Torna l'appuntamento con "Cambio Campo", la rubrica di Vocegiallorossa.it nella quale, prima di ogni partita della Roma, vi proponiamo un'intervista ad un giornalista che segue la squadra avversaria.

L’ospite di oggi è Sergey Shevchenko, giornalista di Futbol, con il quale abbiamo parlato di Roma-Shakhtar Donetsk.

Che tipo di match si aspetta? Tatticamente come si affronteranno le due squadre?
"Sia la Roma che lo Shakhtar sono pericolosi nei contropiedi. Così, entrambe le squadre proveranno a creare lo spazio per i propri attaccanti".

In che stato di forma arriva lo Shakhtar al match?
"Lo Shakhtar nelle ultime settimane non ha giocato bene. Ha perso la partita della Coppa Ucraina contro l'Agrobisnes (squadra di Serie B ucraina), è chiaramente una cosa straordinaria.

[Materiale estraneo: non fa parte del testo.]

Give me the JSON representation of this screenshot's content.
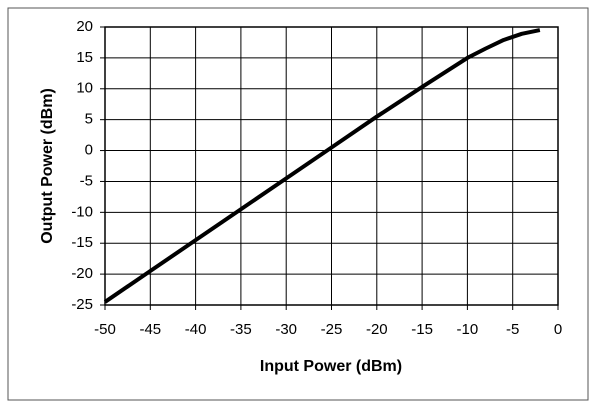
{
  "chart_data": {
    "type": "line",
    "x_label": "Input Power (dBm)",
    "y_label": "Output Power (dBm)",
    "x": [
      -50,
      -45,
      -40,
      -35,
      -30,
      -25,
      -20,
      -15,
      -10,
      -8,
      -6,
      -4,
      -2
    ],
    "series": [
      {
        "color": "#000000",
        "values": [
          -24.5,
          -19.5,
          -14.5,
          -9.5,
          -4.5,
          0.5,
          5.5,
          10.3,
          15,
          16.5,
          17.9,
          18.9,
          19.5
        ]
      }
    ],
    "xlim": [
      -50,
      0
    ],
    "xticks": [
      -50,
      -45,
      -40,
      -35,
      -30,
      -25,
      -20,
      -15,
      -10,
      -5,
      0
    ],
    "ylim": [
      -25,
      20
    ],
    "yticks": [
      -25,
      -20,
      -15,
      -10,
      -5,
      0,
      5,
      10,
      15,
      20
    ],
    "grid": true
  }
}
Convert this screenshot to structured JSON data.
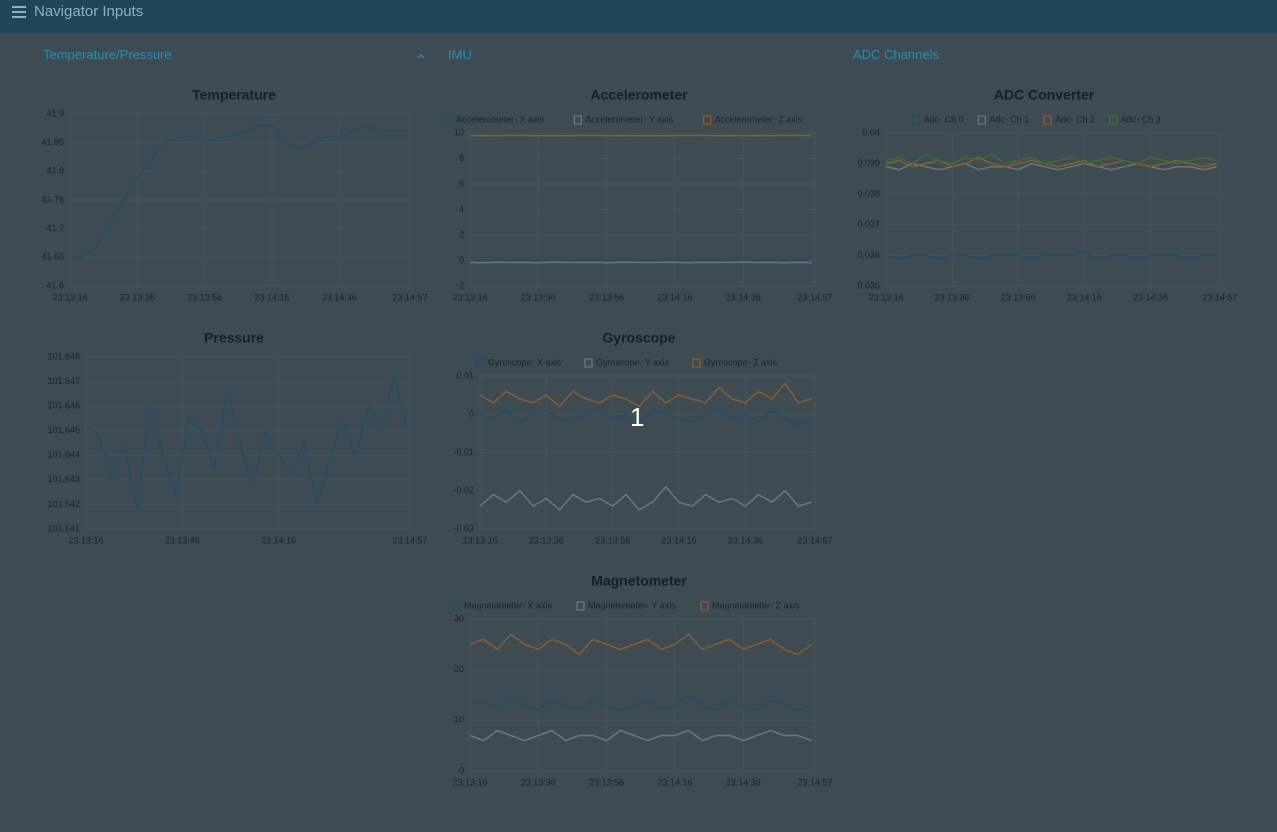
{
  "header": {
    "title": "Navigator Inputs"
  },
  "sections": [
    "Temperature/Pressure",
    "IMU",
    "ADC Channels"
  ],
  "badge": "1",
  "chart_data": [
    {
      "type": "line",
      "title": "Temperature",
      "grid": true,
      "color": "#1e5068",
      "x": [
        "23:13:16",
        "23:13:20",
        "23:13:24",
        "23:13:28",
        "23:13:32",
        "23:13:36",
        "23:13:40",
        "23:13:44",
        "23:13:48",
        "23:13:52",
        "23:13:56",
        "23:14:00",
        "23:14:04",
        "23:14:08",
        "23:14:12",
        "23:14:16",
        "23:14:20",
        "23:14:24",
        "23:14:28",
        "23:14:32",
        "23:14:36",
        "23:14:40",
        "23:14:44",
        "23:14:48",
        "23:14:52",
        "23:14:56"
      ],
      "values": [
        41.65,
        41.65,
        41.67,
        41.71,
        41.75,
        41.79,
        41.82,
        41.85,
        41.86,
        41.86,
        41.85,
        41.86,
        41.86,
        41.87,
        41.88,
        41.88,
        41.85,
        41.84,
        41.85,
        41.86,
        41.86,
        41.87,
        41.88,
        41.87,
        41.87,
        41.87
      ],
      "xlim": [
        "23:13:16",
        "23:14:57"
      ],
      "xticks": [
        "23:13:16",
        "23:13:36",
        "23:13:56",
        "23:14:16",
        "23:14:36",
        "23:14:57"
      ],
      "ylim": [
        41.6,
        41.9
      ],
      "yticks": [
        41.6,
        41.65,
        41.7,
        41.75,
        41.8,
        41.85,
        41.9
      ]
    },
    {
      "type": "line",
      "title": "Pressure",
      "grid": true,
      "color": "#1e5068",
      "x": [
        "23:13:16",
        "23:13:20",
        "23:13:24",
        "23:13:28",
        "23:13:32",
        "23:13:36",
        "23:13:40",
        "23:13:44",
        "23:13:48",
        "23:13:52",
        "23:13:56",
        "23:14:00",
        "23:14:04",
        "23:14:08",
        "23:14:12",
        "23:14:16",
        "23:14:20",
        "23:14:24",
        "23:14:28",
        "23:14:32",
        "23:14:36",
        "23:14:40",
        "23:14:44",
        "23:14:48",
        "23:14:52",
        "23:14:56"
      ],
      "values": [
        101.6452,
        101.6448,
        101.643,
        101.6445,
        101.6418,
        101.646,
        101.644,
        101.6425,
        101.6455,
        101.645,
        101.6435,
        101.6465,
        101.6445,
        101.6428,
        101.645,
        101.644,
        101.6432,
        101.6445,
        101.642,
        101.6438,
        101.6455,
        101.644,
        101.646,
        101.645,
        101.6472,
        101.6452
      ],
      "xlim": [
        "23:13:16",
        "23:14:57"
      ],
      "xticks": [
        "23:13:16",
        "23:13:46",
        "23:14:16",
        "23:14:57"
      ],
      "ylim": [
        101.641,
        101.648
      ],
      "yticks": [
        101.641,
        101.642,
        101.643,
        101.644,
        101.645,
        101.646,
        101.647,
        101.648
      ]
    },
    {
      "type": "line",
      "title": "Accelerometer",
      "grid": true,
      "legend": "top",
      "x": [
        "23:13:16",
        "23:13:20",
        "23:13:24",
        "23:13:28",
        "23:13:32",
        "23:13:36",
        "23:13:40",
        "23:13:44",
        "23:13:48",
        "23:13:52",
        "23:13:56",
        "23:14:00",
        "23:14:04",
        "23:14:08",
        "23:14:12",
        "23:14:16",
        "23:14:20",
        "23:14:24",
        "23:14:28",
        "23:14:32",
        "23:14:36",
        "23:14:40",
        "23:14:44",
        "23:14:48",
        "23:14:52",
        "23:14:56"
      ],
      "series": [
        {
          "name": "Accelerometer- X axis",
          "color": "#1e5068",
          "values": [
            0.05,
            0.04,
            0.06,
            0.05,
            0.03,
            0.05,
            0.06,
            0.04,
            0.05,
            0.05,
            0.04,
            0.06,
            0.05,
            0.04,
            0.05,
            0.06,
            0.05,
            0.04,
            0.05,
            0.05,
            0.06,
            0.04,
            0.05,
            0.05,
            0.04,
            0.05
          ]
        },
        {
          "name": "Accelerometer- Y axis",
          "color": "#6d777b",
          "values": [
            -0.15,
            -0.17,
            -0.14,
            -0.16,
            -0.15,
            -0.18,
            -0.14,
            -0.15,
            -0.16,
            -0.15,
            -0.17,
            -0.14,
            -0.15,
            -0.16,
            -0.15,
            -0.14,
            -0.17,
            -0.15,
            -0.16,
            -0.15,
            -0.14,
            -0.16,
            -0.15,
            -0.17,
            -0.15,
            -0.16
          ]
        },
        {
          "name": "Accelerometer- Z axis",
          "color": "#8b5e2e",
          "values": [
            9.78,
            9.8,
            9.79,
            9.81,
            9.8,
            9.78,
            9.8,
            9.79,
            9.8,
            9.81,
            9.79,
            9.8,
            9.78,
            9.8,
            9.79,
            9.8,
            9.81,
            9.8,
            9.79,
            9.8,
            9.78,
            9.8,
            9.79,
            9.81,
            9.8,
            9.79
          ]
        }
      ],
      "xlim": [
        "23:13:16",
        "23:14:57"
      ],
      "xticks": [
        "23:13:16",
        "23:13:36",
        "23:13:56",
        "23:14:16",
        "23:14:36",
        "23:14:57"
      ],
      "ylim": [
        -2,
        10
      ],
      "yticks": [
        -2,
        0,
        2,
        4,
        6,
        8,
        10
      ]
    },
    {
      "type": "line",
      "title": "Gyroscope",
      "grid": true,
      "legend": "top",
      "x": [
        "23:13:16",
        "23:13:20",
        "23:13:24",
        "23:13:28",
        "23:13:32",
        "23:13:36",
        "23:13:40",
        "23:13:44",
        "23:13:48",
        "23:13:52",
        "23:13:56",
        "23:14:00",
        "23:14:04",
        "23:14:08",
        "23:14:12",
        "23:14:16",
        "23:14:20",
        "23:14:24",
        "23:14:28",
        "23:14:32",
        "23:14:36",
        "23:14:40",
        "23:14:44",
        "23:14:48",
        "23:14:52",
        "23:14:56"
      ],
      "series": [
        {
          "name": "Gyroscope- X axis",
          "color": "#1e5068",
          "values": [
            0,
            -0.001,
            0.001,
            -0.002,
            0,
            0.001,
            -0.001,
            -0.002,
            0,
            0.001,
            -0.001,
            0,
            -0.002,
            0.001,
            0,
            -0.001,
            -0.002,
            0,
            0.001,
            -0.001,
            0,
            -0.002,
            0.001,
            -0.001,
            -0.003,
            -0.001
          ]
        },
        {
          "name": "Gyroscope- Y axis",
          "color": "#6d777b",
          "values": [
            -0.024,
            -0.021,
            -0.023,
            -0.02,
            -0.024,
            -0.022,
            -0.025,
            -0.021,
            -0.023,
            -0.022,
            -0.024,
            -0.021,
            -0.025,
            -0.023,
            -0.019,
            -0.023,
            -0.024,
            -0.021,
            -0.023,
            -0.022,
            -0.024,
            -0.021,
            -0.023,
            -0.02,
            -0.024,
            -0.023
          ]
        },
        {
          "name": "Gyroscope- Z axis",
          "color": "#8b5e2e",
          "values": [
            0.005,
            0.003,
            0.006,
            0.004,
            0.003,
            0.005,
            0.002,
            0.006,
            0.004,
            0.003,
            0.005,
            0.004,
            0.002,
            0.006,
            0.003,
            0.005,
            0.004,
            0.003,
            0.007,
            0.004,
            0.003,
            0.006,
            0.004,
            0.008,
            0.003,
            0.004
          ]
        }
      ],
      "xlim": [
        "23:13:16",
        "23:14:57"
      ],
      "xticks": [
        "23:13:16",
        "23:13:36",
        "23:13:56",
        "23:14:16",
        "23:14:36",
        "23:14:57"
      ],
      "ylim": [
        -0.03,
        0.01
      ],
      "yticks": [
        -0.03,
        -0.02,
        -0.01,
        0,
        0.01
      ]
    },
    {
      "type": "line",
      "title": "Magnetometer",
      "grid": true,
      "legend": "top",
      "x": [
        "23:13:16",
        "23:13:20",
        "23:13:24",
        "23:13:28",
        "23:13:32",
        "23:13:36",
        "23:13:40",
        "23:13:44",
        "23:13:48",
        "23:13:52",
        "23:13:56",
        "23:14:00",
        "23:14:04",
        "23:14:08",
        "23:14:12",
        "23:14:16",
        "23:14:20",
        "23:14:24",
        "23:14:28",
        "23:14:32",
        "23:14:36",
        "23:14:40",
        "23:14:44",
        "23:14:48",
        "23:14:52",
        "23:14:56"
      ],
      "series": [
        {
          "name": "Magnetometer- X axis",
          "color": "#1e5068",
          "values": [
            13,
            14,
            12,
            15,
            13,
            12,
            14,
            13,
            12,
            14,
            13,
            12,
            13,
            14,
            12,
            13,
            15,
            13,
            12,
            14,
            13,
            12,
            14,
            13,
            12,
            13
          ]
        },
        {
          "name": "Magnetometer- Y axis",
          "color": "#6d777b",
          "values": [
            7,
            6,
            8,
            7,
            6,
            7,
            8,
            6,
            7,
            7,
            6,
            8,
            7,
            6,
            7,
            7,
            8,
            6,
            7,
            7,
            6,
            7,
            8,
            7,
            7,
            6
          ]
        },
        {
          "name": "Magnetometer- Z axis",
          "color": "#8b5e2e",
          "values": [
            25,
            26,
            24,
            27,
            25,
            24,
            26,
            25,
            23,
            26,
            25,
            24,
            25,
            26,
            24,
            25,
            27,
            24,
            25,
            26,
            24,
            25,
            26,
            24,
            23,
            25
          ]
        }
      ],
      "xlim": [
        "23:13:16",
        "23:14:57"
      ],
      "xticks": [
        "23:13:16",
        "23:13:36",
        "23:13:56",
        "23:14:16",
        "23:14:36",
        "23:14:57"
      ],
      "ylim": [
        0,
        30
      ],
      "yticks": [
        0,
        10,
        20,
        30
      ]
    },
    {
      "type": "line",
      "title": "ADC Converter",
      "grid": true,
      "legend": "top",
      "x": [
        "23:13:16",
        "23:13:20",
        "23:13:24",
        "23:13:28",
        "23:13:32",
        "23:13:36",
        "23:13:40",
        "23:13:44",
        "23:13:48",
        "23:13:52",
        "23:13:56",
        "23:14:00",
        "23:14:04",
        "23:14:08",
        "23:14:12",
        "23:14:16",
        "23:14:20",
        "23:14:24",
        "23:14:28",
        "23:14:32",
        "23:14:36",
        "23:14:40",
        "23:14:44",
        "23:14:48",
        "23:14:52",
        "23:14:56"
      ],
      "series": [
        {
          "name": "Adc- Ch 0",
          "color": "#1e5068",
          "values": [
            0.036,
            0.0359,
            0.036,
            0.036,
            0.0359,
            0.036,
            0.036,
            0.0359,
            0.036,
            0.036,
            0.036,
            0.0359,
            0.036,
            0.036,
            0.036,
            0.0361,
            0.0359,
            0.036,
            0.036,
            0.0359,
            0.036,
            0.036,
            0.036,
            0.0359,
            0.036,
            0.036
          ]
        },
        {
          "name": "Adc- Ch 1",
          "color": "#6d777b",
          "values": [
            0.0389,
            0.0388,
            0.039,
            0.0389,
            0.0388,
            0.0389,
            0.039,
            0.0388,
            0.0389,
            0.0389,
            0.0388,
            0.039,
            0.0389,
            0.0388,
            0.0389,
            0.039,
            0.0389,
            0.0388,
            0.0389,
            0.039,
            0.0389,
            0.0388,
            0.0389,
            0.0389,
            0.0388,
            0.0389
          ]
        },
        {
          "name": "Adc- Ch 2",
          "color": "#8b5e2e",
          "values": [
            0.039,
            0.0391,
            0.0389,
            0.039,
            0.0391,
            0.0389,
            0.039,
            0.0392,
            0.039,
            0.0389,
            0.039,
            0.0391,
            0.039,
            0.0389,
            0.039,
            0.0391,
            0.0389,
            0.039,
            0.0391,
            0.039,
            0.0389,
            0.039,
            0.0391,
            0.039,
            0.0389,
            0.039
          ]
        },
        {
          "name": "Adc- Ch 3",
          "color": "#3e6f31",
          "values": [
            0.0391,
            0.0392,
            0.039,
            0.0393,
            0.0391,
            0.039,
            0.0392,
            0.0391,
            0.0393,
            0.039,
            0.0391,
            0.0392,
            0.039,
            0.0391,
            0.0392,
            0.039,
            0.0391,
            0.0392,
            0.0391,
            0.039,
            0.0392,
            0.0391,
            0.039,
            0.0391,
            0.0392,
            0.0391
          ]
        }
      ],
      "xlim": [
        "23:13:16",
        "23:14:57"
      ],
      "xticks": [
        "23:13:16",
        "23:13:36",
        "23:13:56",
        "23:14:16",
        "23:14:36",
        "23:14:57"
      ],
      "ylim": [
        0.035,
        0.04
      ],
      "yticks": [
        0.035,
        0.036,
        0.037,
        0.038,
        0.039,
        0.04
      ]
    }
  ]
}
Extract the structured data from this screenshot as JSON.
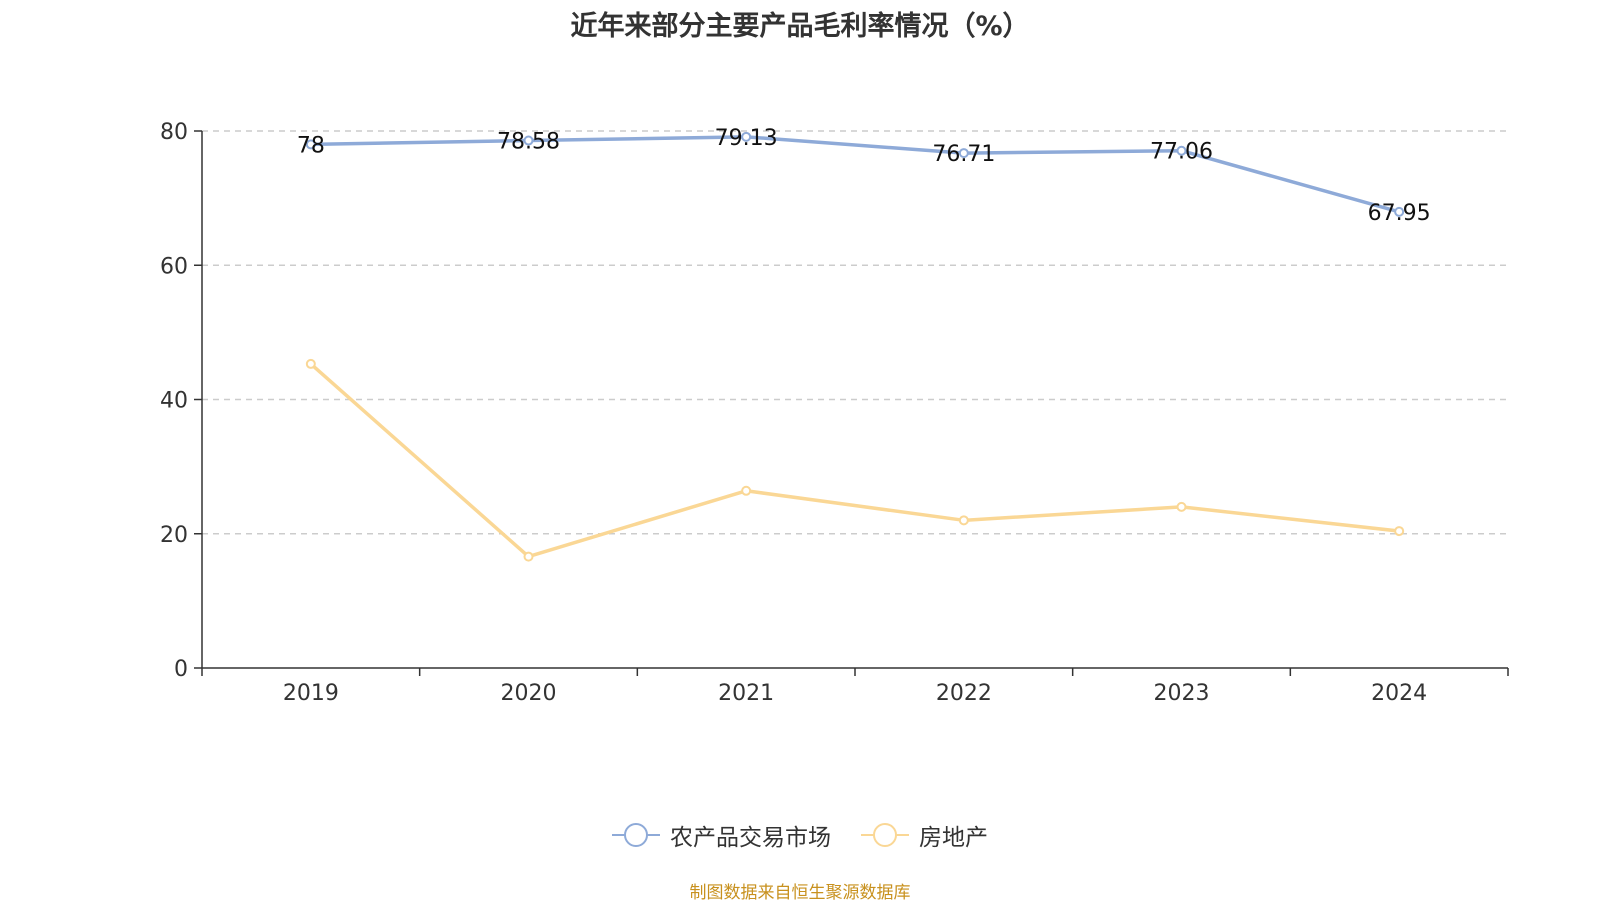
{
  "chart_data": {
    "type": "line",
    "title": "近年来部分主要产品毛利率情况（%）",
    "categories": [
      "2019",
      "2020",
      "2021",
      "2022",
      "2023",
      "2024"
    ],
    "ylim": [
      0,
      80
    ],
    "yticks": [
      "0",
      "20",
      "40",
      "60",
      "80"
    ],
    "grid": true,
    "legend_position": "bottom",
    "series": [
      {
        "name": "农产品交易市场",
        "values": [
          78,
          78.58,
          79.13,
          76.71,
          77.06,
          67.95
        ],
        "labels": [
          "78",
          "78.58",
          "79.13",
          "76.71",
          "77.06",
          "67.95"
        ],
        "color": "#8eaad8",
        "show_labels": true
      },
      {
        "name": "房地产",
        "values": [
          45.3,
          16.6,
          26.4,
          22.0,
          24.0,
          20.4
        ],
        "color": "#fad795",
        "show_labels": false
      }
    ],
    "source_note": "制图数据来自恒生聚源数据库",
    "source_note_color": "#c8911e"
  }
}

Ma anche in campionato non va bene: secondo posto e la vittoria difficilissima 1-0 nella ultima giornata contro l'Olimpik, che si trova all'ottavo posto. Così, la squadra è in crisi, e la sfida con la Roma sarà decisiva per il futuro del tecnico Luis Castro".

C’è qualche assenza nello Shakhtar?
"Sicuramente non giocherà il centrocampista Stepanenko, sia a Roma che a Kiev. Lui è infortunato, per lo Shakhtar è simile all'assenza di Veretout per la Roma. Tutti gli altri invece sono convocati, incluso Ismaily".

Lo Shakhtar penserà maggiormente a difendersi all’andata per poi giocarcela in casa? In particolare lo Shakhtar avrà un atteggiamento propositivo o, come fatto contro l'inter, cambierà e giocherà a 5?
"Non sono sicuro, perché lo Shakhtar in generale ama giocare con la palla al piede, ma la forma attuale della squadra non permette di fare così. È probabile che Luis Castro a Roma scelga una tattica più conservativa. Ci sono alcuni problemi in attacco, Moraes quest'anno è troppo lento. Forse potremmo vedere la formazione col falso 9".

Quali giocatori deve temere la Roma per la sfida?
"Taison, perché è un maestro di tecnica e velocità. Tete, perché è un talento giovane con molte grandi squadre che lo seguono. Trubin, perché è un portiere che può fare parate decisive".